TO IRENA, MY BELOVED KIBBUTZNIK, LOYAL WIFE
AND DEVOTED MOTHER TO OUR CHILDREN
This Ripping Yarn is dedicated to Lucinda, a.k.a. Mrs Irene Foxon, who insisted that these factual events be written down.
“Although you always did deplore
My frequent locking of your door,
With gentle, kind and boundless tact
You pardoned this egregious act;
And swore – despite my mortal sin –
You’d save me from the loony bin.
Should I grow frail and get the flutters
You’d keep me from the House of Nutters.
And I — to show that I’m true blue –
Will do as much, my dear, for you.“
My life story is basically the prosaic tale of a boy from the English working class who completely failed in his ambition to become a journalist and creative writer.
Nevertheless, he escaped from the East End of London and the English class system, which had held his family in thrall for generations. It was ironic that this should be at a time when class distinction and the petty differences separating man from man had at last began to break down in England. I came to Australia, which I thought to be a land of greater opportunity at the age of twenty-seven. I had nothing, but I worked hard and managed to survive, as did millions of others in a cutthroat capitalist society. (It would have been cut throat had it been a communist society or any other society. For the nature of man is such that although he is a social animal, he is also, and paradoxically, cunning, individualistic and self-serving).

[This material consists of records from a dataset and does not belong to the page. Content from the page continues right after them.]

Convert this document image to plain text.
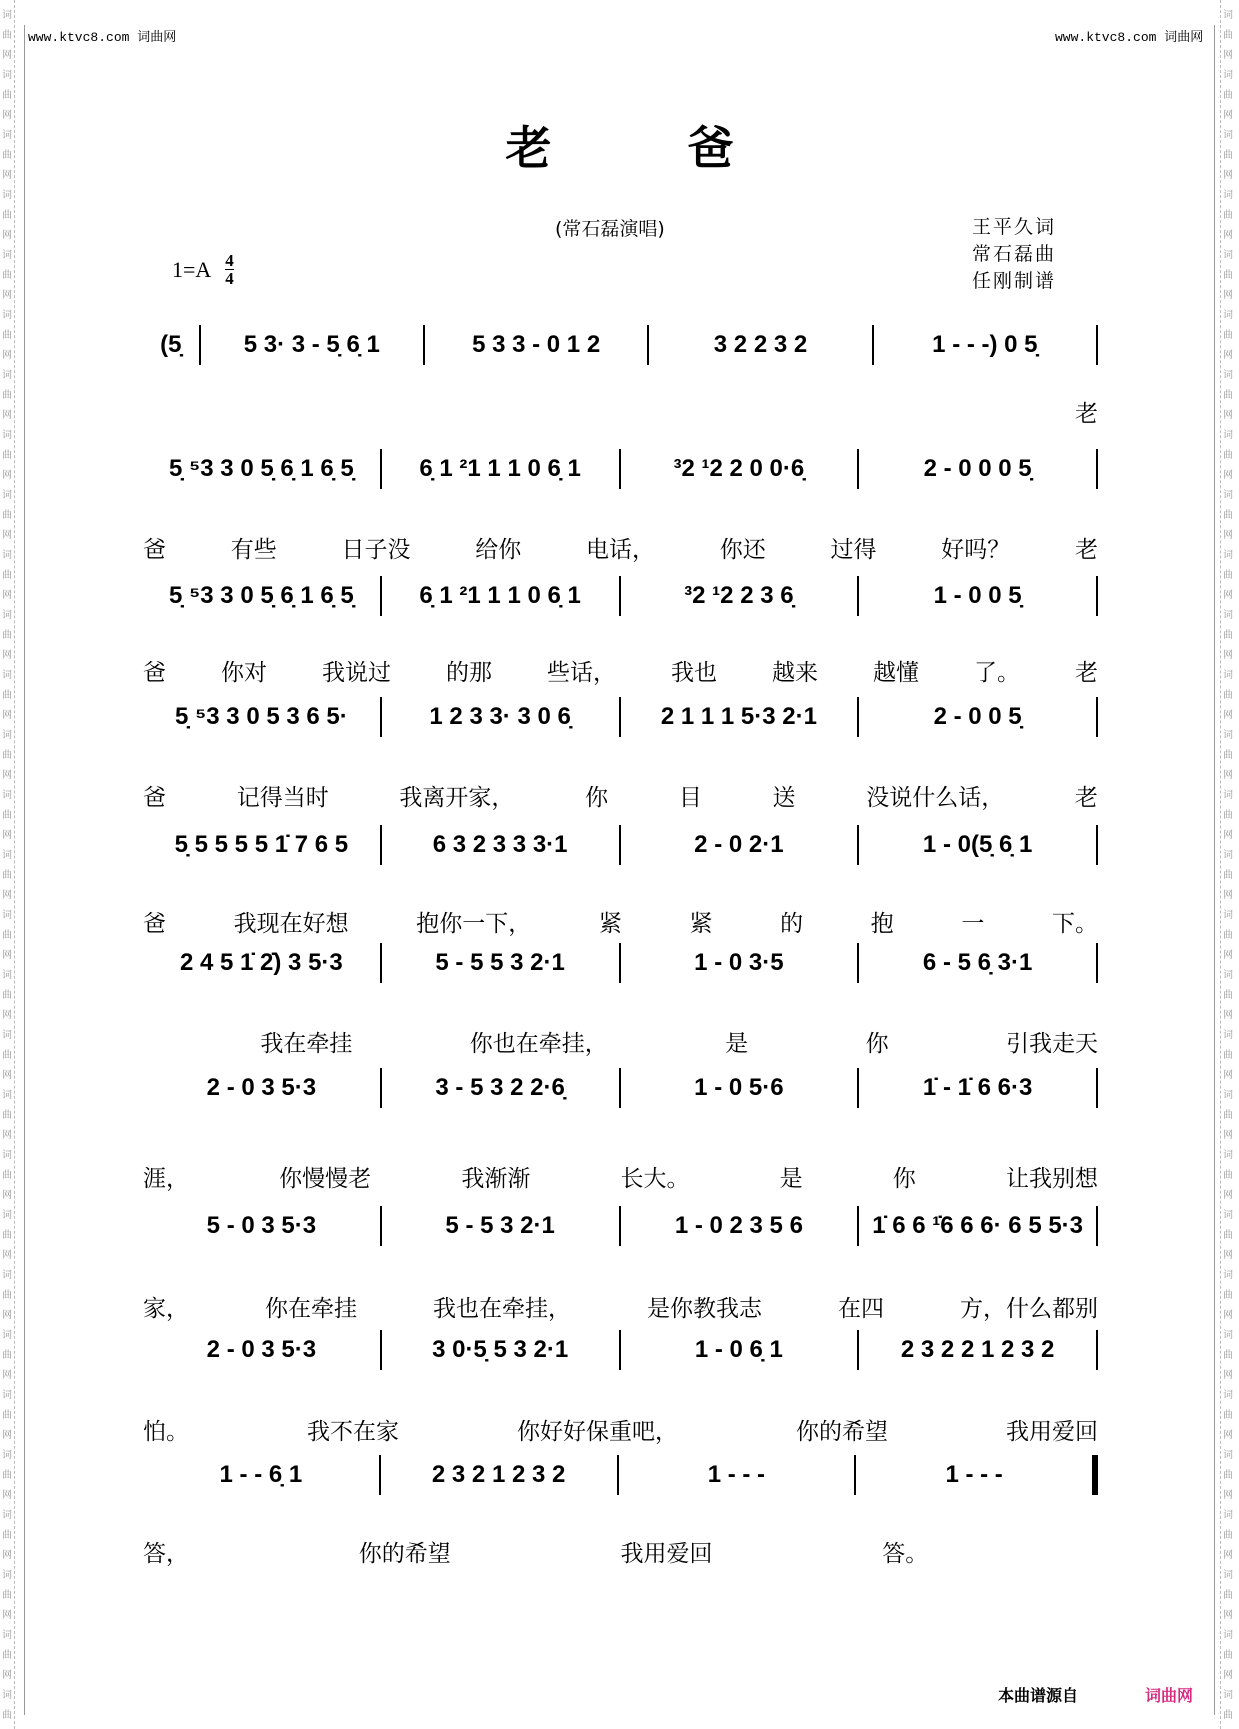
词
曲
网
词
曲
网
词
曲
网
词
曲
网
词
曲
网
词
曲
网
词
曲
网
词
曲
网
词
曲
网
词
曲
网
词
曲
网
词
曲
网
词
曲
网
词
曲
网
词
曲
网
词
曲
网
词
曲
网
词
曲
网
词
曲
网
词
曲
网
词
曲
网
词
曲
网
词
曲
网
词
曲
网
词
曲
网
词
曲
网
词
曲
网
词
曲
网
词
曲
词
曲
网
词
曲
网
词
曲
网
词
曲
网
词
曲
网
词
曲
网
词
曲
网
词
曲
网
词
曲
网
词
曲
网
词
曲
网
词
曲
网
词
曲
网
词
曲
网
词
曲
网
词
曲
网
词
曲
网
词
曲
网
词
曲
网
词
曲
网
词
曲
网
词
曲
网
词
曲
网
词
曲
网
词
曲
网
词
曲
网
词
曲
网
词
曲
网
词
曲
www.ktvc8.com 词曲网	www.ktvc8.com 词曲网
老 爸
(常石磊演唱)	王平久词
常石磊曲
任刚制谱
$1=A \frac{4}{4}$
(5̣	5 3· 3 - 5̣ 6̣ 1	5 3 3 - 0 1 2	3 2 2 3 2	1 - - -) 0 5̣
老
5̣ ⁵3 3 0 5̣ 6̣ 1 6̣ 5̣	6̣ 1 ²1 1 1 0 6̣ 1	³2 ¹2 2 0 0·6̣	2 - 0 0 0 5̣
爸	有些	日子没	给你	电话，	你还	过得	好吗？	老
5̣ ⁵3 3 0 5̣ 6̣ 1 6̣ 5̣	6̣ 1 ²1 1 1 0 6̣ 1	³2 ¹2 2 3 6̣	1 - 0 0 5̣
爸 你对 我说过 的那 些话， 我也 越来 越懂 了。 老
5̣ ⁵3 3 0 5 3 6 5·	1 2 3 3· 3 0 6̣	2 1 1 1 5·3 2·1	2 - 0 0 5̣
爸	记得当时	我离开家，	你	目	送	没说什么话，	老
5̣ 5 5 5 5 1̇ 7 6 5	6 3 2 3 3 3·1	2 - 0 2·1	1 - 0(5̣ 6̣ 1
爸	我现在好想	抱你一下，	紧	紧	的	抱	一	下。
2 4 5 1̇ 2̇) 3 5·3	5 - 5 5 3 2·1	1 - 0 3·5	6 - 5 6̣ 3·1
我在牵挂	你也在牵挂，	是	你	引我走天
2 - 0 3 5·3	3 - 5 3 2 2·6̣	1 - 0 5·6	1̇ - 1̇ 6 6·3
涯，	你慢慢老	我渐渐	长大。	是	你	让我别想
5 - 0 3 5·3	5 - 5 3 2·1	1 - 0 2 3 5 6	1̇ 6 6 ¹̇6 6 6· 6 5 5·3
家，	你在牵挂	我也在牵挂，	是你教我志	在四	方，什么都别
2 - 0 3 5·3	3 0·5̣ 5 3 2·1	1 - 0 6̣ 1	2 3 2 2 1 2 3 2
怕。	我不在家	你好好保重吧，	你的希望	我用爱回
1 - - 6̣ 1	2 3 2 1 2 3 2	1 - - -	1 - - -
答，	你的希望	我用爱回	答。
本曲谱源自	词曲网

The story of Jim Foxon, Australian and ex-Pom, son of Harry Foxon, ex-Yorkshire coalminer and Mayor, was partly written in my 59th year, but much of it is taken from my notes and diaries written when I was in my early twenties and early thirties. Although there are some things, which might have been better excluded, I have left them in because they help to give a clearer picture of “the artist as a young man”. And even in conversations, where dialogue indicates that I had total recall, I had written the matter up with a good recollection of the event, so the recall was probably reasonably accurate.
Although my intention in writing this story is to give my family a stronger sense of identity, I also hope that it may in some way entertain or benefit others.
Jim (December 1979)
2 thoughts on “Jim’s own introduction”
I wondered whether to include Jim’s self description as a “failed” creative writer. He began with these words, and then produced this amazing memoir, along with other stories and poetry. How do we measure success or failure? I realised that by saying “no way – look at what you have achieved” to Jim, I was also saying it to myself. Thanks Jim.
LikeLiked by 1 person
Dad uses the word prosaic to describe his life, yet within the first two paragraphs and then the poem there is a hint of so much more than common place or unromantic.
My Mum’s story and how she became a kibbutznik is a story of survival and romance; how 6 degrees of separation lead to a marriage and adventure following the rabbit to the land down under.
Where did that name Lucinda come from? The only name Dad called Mum was “Bill”, because she paid the bills . A hunch tells us it may have come from her days in the English Army attending to ‘business’ . She was an enigma.
Family and identity is what drove Dad to write and collate this book. Now our gift to Jim is to entertain and share with others his prosaic tales.